525 Millionen Euro
deutsches Kindergeld
fließen ins Ausland
Anstieg
um 1.368 Prozent in 13 Jahren
Von Kai
Rebmann
Noch im Jahr 2010 überwies Deutschland Kindergeld in Höhe von insgesamt 35,8
Millionen Euro auf Konten im Ausland. Im vergangenen Jahr 2023 belief sich
diese Summe bereits auf satte 525,7 Millionen. Damit bestätigte sich die
bereits in diesem im März 2023 veröffentlichten Artikel gestellte
Prognose. Nur mit den regelmäßigen Anpassungen dieser Sozialleistung ist diese
Explosion wohl kaum zu erklären. Und auch über eine Invasion von Kindern, die
ihre Eltern zu legitimen Leistungsempfängern gemacht hätten, wurde nichts
bekannt. Jedenfalls nicht in dem Maße, wie es notwendig wäre, um einen Anstieg
in dieser Größenordnung auch nur halbwegs plausibel erscheinen zu lassen.
Insofern
dürfte es sich bei der Razzia im Problem-Hochhaus „Weißer Riese“ in Duisburg
nur um die Spitze des Eisbergs handeln. Dort sind offiziell 1.414 Bewohner
gemeldet, die meisten davon Bezieher von Sozialleistungen wie Bürgergeld und
Kindergeld. Angetroffen haben die Ermittler jedoch nur etwas über 500 Menschen.

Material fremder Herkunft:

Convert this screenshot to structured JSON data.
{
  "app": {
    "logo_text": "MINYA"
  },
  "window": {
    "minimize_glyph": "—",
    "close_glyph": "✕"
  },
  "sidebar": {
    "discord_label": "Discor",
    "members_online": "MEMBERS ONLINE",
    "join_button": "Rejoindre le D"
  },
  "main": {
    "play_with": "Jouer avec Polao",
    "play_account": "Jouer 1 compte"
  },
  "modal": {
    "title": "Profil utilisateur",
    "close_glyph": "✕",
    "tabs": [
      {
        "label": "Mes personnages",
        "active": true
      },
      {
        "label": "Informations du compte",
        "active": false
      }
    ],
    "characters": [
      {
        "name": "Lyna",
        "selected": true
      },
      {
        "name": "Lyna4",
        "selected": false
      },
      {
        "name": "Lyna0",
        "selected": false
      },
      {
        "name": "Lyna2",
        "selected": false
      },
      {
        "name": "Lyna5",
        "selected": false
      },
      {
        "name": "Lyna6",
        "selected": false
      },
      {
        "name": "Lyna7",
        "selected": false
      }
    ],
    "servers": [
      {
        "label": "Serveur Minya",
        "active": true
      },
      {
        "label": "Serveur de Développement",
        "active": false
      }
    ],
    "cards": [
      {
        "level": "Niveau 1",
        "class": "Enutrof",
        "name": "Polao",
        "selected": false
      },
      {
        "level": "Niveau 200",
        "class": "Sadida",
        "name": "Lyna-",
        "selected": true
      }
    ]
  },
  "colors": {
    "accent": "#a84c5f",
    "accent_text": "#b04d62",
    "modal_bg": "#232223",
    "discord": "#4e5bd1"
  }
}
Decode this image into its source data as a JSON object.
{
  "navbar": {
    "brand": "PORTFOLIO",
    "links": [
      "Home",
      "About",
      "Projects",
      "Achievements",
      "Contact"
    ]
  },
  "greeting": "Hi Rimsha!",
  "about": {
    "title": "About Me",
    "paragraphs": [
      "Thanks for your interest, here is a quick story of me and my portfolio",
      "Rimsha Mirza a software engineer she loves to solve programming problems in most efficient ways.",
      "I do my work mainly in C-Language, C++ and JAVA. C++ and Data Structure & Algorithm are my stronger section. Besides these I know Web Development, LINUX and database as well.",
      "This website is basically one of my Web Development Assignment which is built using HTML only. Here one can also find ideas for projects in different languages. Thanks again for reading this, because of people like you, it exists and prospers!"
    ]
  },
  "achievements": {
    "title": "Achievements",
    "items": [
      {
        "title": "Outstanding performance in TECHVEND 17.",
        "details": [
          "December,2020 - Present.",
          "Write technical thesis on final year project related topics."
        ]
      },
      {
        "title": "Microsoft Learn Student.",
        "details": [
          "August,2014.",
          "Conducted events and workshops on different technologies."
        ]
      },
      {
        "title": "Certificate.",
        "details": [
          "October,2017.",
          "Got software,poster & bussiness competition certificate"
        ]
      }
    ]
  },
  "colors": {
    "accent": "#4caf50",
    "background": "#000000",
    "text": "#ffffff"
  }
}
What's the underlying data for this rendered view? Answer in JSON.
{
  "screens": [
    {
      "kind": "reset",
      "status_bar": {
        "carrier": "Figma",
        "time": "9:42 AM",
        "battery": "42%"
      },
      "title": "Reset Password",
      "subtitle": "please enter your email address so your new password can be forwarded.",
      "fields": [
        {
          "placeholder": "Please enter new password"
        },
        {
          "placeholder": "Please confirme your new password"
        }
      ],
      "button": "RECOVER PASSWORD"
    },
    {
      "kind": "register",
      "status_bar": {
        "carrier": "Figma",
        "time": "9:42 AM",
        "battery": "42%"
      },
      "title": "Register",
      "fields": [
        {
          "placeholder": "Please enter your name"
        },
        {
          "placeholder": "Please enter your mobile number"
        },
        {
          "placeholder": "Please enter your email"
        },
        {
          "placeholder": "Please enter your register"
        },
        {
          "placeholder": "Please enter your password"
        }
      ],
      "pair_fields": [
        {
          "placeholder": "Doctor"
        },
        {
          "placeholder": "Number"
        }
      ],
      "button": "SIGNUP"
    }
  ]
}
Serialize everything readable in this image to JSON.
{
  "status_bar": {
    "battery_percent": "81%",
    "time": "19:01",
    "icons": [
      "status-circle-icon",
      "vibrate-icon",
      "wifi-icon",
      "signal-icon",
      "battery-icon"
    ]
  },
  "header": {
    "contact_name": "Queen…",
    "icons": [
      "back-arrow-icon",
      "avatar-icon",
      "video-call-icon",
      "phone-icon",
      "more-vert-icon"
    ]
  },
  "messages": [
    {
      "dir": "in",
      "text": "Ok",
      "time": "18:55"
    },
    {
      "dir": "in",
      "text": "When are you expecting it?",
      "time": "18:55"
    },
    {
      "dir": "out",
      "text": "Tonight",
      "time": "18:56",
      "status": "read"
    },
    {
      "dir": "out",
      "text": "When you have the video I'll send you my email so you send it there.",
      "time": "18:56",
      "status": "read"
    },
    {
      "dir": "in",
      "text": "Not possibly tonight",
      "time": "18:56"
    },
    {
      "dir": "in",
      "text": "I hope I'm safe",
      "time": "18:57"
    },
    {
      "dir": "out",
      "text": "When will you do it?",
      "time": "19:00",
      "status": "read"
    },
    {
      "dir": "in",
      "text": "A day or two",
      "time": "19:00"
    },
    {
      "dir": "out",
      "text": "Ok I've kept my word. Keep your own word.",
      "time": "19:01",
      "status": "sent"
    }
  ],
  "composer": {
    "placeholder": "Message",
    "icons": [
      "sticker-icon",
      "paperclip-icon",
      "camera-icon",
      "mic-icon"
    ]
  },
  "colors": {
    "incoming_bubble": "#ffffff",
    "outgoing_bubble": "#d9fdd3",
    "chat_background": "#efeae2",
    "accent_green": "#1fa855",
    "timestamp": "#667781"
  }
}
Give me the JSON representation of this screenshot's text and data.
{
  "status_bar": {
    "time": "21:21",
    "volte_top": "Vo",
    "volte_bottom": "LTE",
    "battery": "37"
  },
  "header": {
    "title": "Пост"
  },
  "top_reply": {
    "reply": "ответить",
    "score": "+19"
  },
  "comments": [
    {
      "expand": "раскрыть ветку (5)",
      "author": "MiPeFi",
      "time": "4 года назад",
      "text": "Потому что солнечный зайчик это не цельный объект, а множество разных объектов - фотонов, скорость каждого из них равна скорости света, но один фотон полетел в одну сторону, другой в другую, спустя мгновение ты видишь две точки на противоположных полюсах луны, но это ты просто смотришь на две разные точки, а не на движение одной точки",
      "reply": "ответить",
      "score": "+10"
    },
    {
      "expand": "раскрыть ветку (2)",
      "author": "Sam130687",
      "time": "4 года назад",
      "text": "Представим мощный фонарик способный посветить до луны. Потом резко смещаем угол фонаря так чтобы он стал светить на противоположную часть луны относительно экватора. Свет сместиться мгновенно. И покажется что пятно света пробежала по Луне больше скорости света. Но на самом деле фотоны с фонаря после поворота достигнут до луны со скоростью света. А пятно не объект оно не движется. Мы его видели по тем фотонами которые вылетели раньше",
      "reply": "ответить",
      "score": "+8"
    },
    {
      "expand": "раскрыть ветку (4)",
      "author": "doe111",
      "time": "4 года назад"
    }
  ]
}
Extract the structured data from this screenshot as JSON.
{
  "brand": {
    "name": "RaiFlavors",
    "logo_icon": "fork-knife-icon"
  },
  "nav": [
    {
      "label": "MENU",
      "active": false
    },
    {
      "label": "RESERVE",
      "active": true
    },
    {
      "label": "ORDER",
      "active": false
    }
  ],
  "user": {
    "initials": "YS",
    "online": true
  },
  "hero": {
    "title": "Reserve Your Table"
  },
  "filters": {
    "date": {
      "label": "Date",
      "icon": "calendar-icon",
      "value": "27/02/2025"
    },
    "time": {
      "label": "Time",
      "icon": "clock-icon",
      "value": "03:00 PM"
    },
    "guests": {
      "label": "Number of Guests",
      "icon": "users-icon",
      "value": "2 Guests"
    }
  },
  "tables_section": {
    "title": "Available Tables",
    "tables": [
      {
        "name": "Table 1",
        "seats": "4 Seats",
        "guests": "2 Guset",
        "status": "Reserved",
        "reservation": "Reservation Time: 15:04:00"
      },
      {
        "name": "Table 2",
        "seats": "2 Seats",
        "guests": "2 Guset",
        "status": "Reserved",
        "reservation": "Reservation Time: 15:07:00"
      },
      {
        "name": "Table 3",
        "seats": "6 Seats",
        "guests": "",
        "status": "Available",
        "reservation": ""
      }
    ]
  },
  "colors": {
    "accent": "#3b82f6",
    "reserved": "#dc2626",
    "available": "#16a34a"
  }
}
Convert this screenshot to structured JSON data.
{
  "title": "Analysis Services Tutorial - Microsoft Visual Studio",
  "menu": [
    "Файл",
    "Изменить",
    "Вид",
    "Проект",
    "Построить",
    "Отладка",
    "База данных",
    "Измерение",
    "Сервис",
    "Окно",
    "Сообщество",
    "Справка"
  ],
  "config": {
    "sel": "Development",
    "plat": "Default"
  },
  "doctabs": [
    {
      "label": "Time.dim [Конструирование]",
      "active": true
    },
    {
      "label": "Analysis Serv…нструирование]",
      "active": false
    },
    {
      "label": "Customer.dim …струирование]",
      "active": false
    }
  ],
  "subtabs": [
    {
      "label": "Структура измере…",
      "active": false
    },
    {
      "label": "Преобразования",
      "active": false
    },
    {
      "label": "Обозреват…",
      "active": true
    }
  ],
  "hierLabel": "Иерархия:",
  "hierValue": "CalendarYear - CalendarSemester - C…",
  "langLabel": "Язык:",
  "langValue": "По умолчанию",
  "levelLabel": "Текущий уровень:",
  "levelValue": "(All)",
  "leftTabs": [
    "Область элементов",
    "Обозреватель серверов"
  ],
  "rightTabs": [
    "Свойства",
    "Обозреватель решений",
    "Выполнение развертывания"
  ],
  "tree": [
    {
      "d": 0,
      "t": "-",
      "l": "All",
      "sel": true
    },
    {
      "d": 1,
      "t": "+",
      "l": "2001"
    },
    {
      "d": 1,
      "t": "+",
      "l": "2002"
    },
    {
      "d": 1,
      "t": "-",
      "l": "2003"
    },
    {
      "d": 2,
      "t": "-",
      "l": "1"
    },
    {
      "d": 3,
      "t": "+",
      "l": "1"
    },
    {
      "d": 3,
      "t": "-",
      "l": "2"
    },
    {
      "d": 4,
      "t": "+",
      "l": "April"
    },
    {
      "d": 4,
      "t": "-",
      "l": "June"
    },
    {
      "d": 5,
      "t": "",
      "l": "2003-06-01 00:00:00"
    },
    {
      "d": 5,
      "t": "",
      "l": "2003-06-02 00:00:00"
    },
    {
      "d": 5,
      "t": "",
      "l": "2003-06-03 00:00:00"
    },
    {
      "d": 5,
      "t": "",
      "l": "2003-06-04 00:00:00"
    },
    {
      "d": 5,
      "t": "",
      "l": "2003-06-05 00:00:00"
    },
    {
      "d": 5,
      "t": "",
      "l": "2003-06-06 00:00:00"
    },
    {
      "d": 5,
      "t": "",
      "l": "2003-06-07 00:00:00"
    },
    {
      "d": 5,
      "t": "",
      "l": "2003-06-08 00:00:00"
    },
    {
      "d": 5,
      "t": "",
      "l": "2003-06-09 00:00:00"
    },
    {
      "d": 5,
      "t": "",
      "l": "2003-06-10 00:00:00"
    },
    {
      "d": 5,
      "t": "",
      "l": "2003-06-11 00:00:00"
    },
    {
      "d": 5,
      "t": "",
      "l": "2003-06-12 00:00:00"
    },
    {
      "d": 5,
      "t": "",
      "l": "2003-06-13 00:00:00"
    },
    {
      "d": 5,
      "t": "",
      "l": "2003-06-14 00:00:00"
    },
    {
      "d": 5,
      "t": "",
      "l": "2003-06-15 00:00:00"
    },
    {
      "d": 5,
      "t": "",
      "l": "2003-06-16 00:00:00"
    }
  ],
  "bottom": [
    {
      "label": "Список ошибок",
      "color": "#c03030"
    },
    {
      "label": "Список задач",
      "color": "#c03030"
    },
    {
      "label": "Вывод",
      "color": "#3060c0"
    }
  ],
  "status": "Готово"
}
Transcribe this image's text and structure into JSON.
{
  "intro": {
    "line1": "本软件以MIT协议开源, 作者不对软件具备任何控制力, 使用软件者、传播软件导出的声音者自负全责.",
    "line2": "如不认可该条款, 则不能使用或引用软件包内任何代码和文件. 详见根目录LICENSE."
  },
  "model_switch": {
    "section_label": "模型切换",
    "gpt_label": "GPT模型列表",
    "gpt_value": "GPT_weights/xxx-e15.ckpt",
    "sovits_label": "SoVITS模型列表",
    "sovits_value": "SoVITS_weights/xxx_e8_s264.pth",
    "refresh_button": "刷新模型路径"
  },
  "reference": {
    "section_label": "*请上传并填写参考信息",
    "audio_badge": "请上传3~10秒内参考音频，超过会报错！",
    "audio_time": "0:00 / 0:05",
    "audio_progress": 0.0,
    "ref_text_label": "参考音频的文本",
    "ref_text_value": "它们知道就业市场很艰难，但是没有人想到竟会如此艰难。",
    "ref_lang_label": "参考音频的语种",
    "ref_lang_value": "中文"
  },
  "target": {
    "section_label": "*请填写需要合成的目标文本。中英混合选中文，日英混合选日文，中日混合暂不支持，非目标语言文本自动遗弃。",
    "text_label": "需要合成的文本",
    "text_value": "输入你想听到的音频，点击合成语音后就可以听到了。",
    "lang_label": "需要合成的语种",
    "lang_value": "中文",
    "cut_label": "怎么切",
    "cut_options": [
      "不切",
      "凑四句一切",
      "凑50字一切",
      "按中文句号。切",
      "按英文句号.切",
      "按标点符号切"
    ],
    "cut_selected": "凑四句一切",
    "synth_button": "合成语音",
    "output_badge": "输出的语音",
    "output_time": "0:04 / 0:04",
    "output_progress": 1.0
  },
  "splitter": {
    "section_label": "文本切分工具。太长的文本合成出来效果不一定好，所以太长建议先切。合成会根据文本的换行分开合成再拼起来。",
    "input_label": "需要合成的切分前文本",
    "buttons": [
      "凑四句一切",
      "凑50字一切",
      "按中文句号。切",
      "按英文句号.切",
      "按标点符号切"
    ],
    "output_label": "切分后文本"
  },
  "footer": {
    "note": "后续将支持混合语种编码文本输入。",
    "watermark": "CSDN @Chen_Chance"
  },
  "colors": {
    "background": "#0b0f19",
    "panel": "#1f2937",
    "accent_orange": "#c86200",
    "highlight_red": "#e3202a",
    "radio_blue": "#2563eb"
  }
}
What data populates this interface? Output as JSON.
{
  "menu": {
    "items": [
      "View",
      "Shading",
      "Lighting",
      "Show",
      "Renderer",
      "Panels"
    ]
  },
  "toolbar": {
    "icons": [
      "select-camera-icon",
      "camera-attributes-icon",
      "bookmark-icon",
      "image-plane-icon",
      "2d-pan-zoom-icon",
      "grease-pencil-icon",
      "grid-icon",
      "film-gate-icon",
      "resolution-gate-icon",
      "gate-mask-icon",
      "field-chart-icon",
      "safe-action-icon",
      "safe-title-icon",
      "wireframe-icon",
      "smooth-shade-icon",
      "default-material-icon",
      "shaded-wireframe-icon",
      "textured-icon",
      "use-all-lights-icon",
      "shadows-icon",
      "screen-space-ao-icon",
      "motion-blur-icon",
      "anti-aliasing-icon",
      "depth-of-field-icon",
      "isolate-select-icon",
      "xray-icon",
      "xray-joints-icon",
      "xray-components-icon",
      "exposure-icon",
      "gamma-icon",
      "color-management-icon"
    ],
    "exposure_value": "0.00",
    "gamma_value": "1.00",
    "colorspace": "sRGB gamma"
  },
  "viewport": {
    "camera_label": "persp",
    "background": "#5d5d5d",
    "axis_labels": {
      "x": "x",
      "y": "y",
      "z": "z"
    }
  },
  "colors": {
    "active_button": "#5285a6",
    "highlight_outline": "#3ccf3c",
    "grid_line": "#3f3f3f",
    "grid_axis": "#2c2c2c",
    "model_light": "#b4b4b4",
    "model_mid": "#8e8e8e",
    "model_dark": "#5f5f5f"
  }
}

Und auch von den offiziell rund 300 Kindern, die in dem Hochhaus wohnen sollen,
existiert offenbar nur ein Bruchteil, zumindest soweit es deren offiziellen
Wohnsitz betrifft.
Sozialsystem
schafft verführerische Anreize
Eng
verwandt mit dieser Masche des Sozialbetrugs innerhalb der deutschen Grenzen
sind die auf Konten ins Ausland fließenden Transferleistungen, allen voran des
Kindergeldes. Die Verlockungen für Kriminelle sind in der Tat gewaltig. Denn
beim Kindergeld handelt es sich um einen fixen Betrag, aktuell 250 Euro, der
unabhängig vom tatsächlichen Wohnsitz bzw. Aufenthaltsort des Kindes ausbezahlt
wird.
Heißt: Wer in einem Land mit einem vergleichsweise niedrigen Preisniveau lebt, muss keine Abschläge nach unten befürchten. Das kann auf legale Weise passieren, zum Beispiel wenn ein Elternteil mit dem Kind im Ausland lebt, der andere Elternteil aber in Deutschland arbeitet und Steuern bezahlt, oder Deutsche im Ausland leben, aber in Deutschland weiter steuerpflichtig sind. Oder eben auf illegale Weise, etwa wenn ein Kind in der Bundesrepublik als wohnhaft gemeldet wird, tatsächlich mit seinen Eltern aber im Ausland lebt.
Wo man
jetzt davon ausgehen sollte, dass der massive Anstieg des auf Konten im Ausland
fließenden Kindergeldes in Kombination mit den Ereignissen in Duisburg alle
Alarmglocken schrillen lassen müsste, ist das in der deutschen Politik nicht
der Fall, zumindest nicht bei der CDU. Finanzpolitikerin Antje Tillmann sieht
in denjenigen, die im Ausland illegal Kindergeld beziehen, allenfalls als eine
Randgruppe und spricht in der „Bild“ von „wenigen, ärgerlichen
Missbrauchsfällen“.
Nochmal:
Diese Transferleistungen sind innerhalb von nur 13 Jahren von 35,8 Millionen
Euro auf unglaubliche 525,7 Millionen Euro gestiegen, was einer Zunahme um
atemberaubende 1.368 Prozent entspricht. Und das alles soll mit „wenigen,
ärgerlichen Missbrauchsfällen“ zu erklären sein?
Bärenanteil
der Auslandsüberweisungen geht nach Polen
Ja, beweisen lässt sich alleine mit diesen Zahlen natürlich gar nichts, aber aufhorchen lassen sollte diese Statistik auf jeden Fall. Zumal sich eine Stabilisierung des Trends auf diesem hohen Niveau abzeichnet. Auch im 1. Halbjahr wurden 258,5 Millionen Euro an Kindergeld ins Ausland überweisen, im Vorjahreszeitraum waren es 260 Millionen Euro. Die Frage nach der Staatsangehörigkeit der Kinder, für die Kindergeld bezahlt wird, kann durch die aktuellen Zahlen nicht beantwortet werden – diese sicher hilfreichen Daten werden von der zuständigen Bundesagentur für Arbeit schlicht nicht erhoben.
Und noch
etwas fällt auf: Mehr als 40 Prozent der Auslandszahlungen beim Kindergeld
fließen nach Polen. Im 1. Halbjahr 2024 waren dies rund 111 Millionen Euro. In
Summe zweistellige Millionenbeträge wurden in diesem Zeitraum nach Rumänien (27
Millionen Euro) und Kroatien (11 Millionen Euro) überwiesen.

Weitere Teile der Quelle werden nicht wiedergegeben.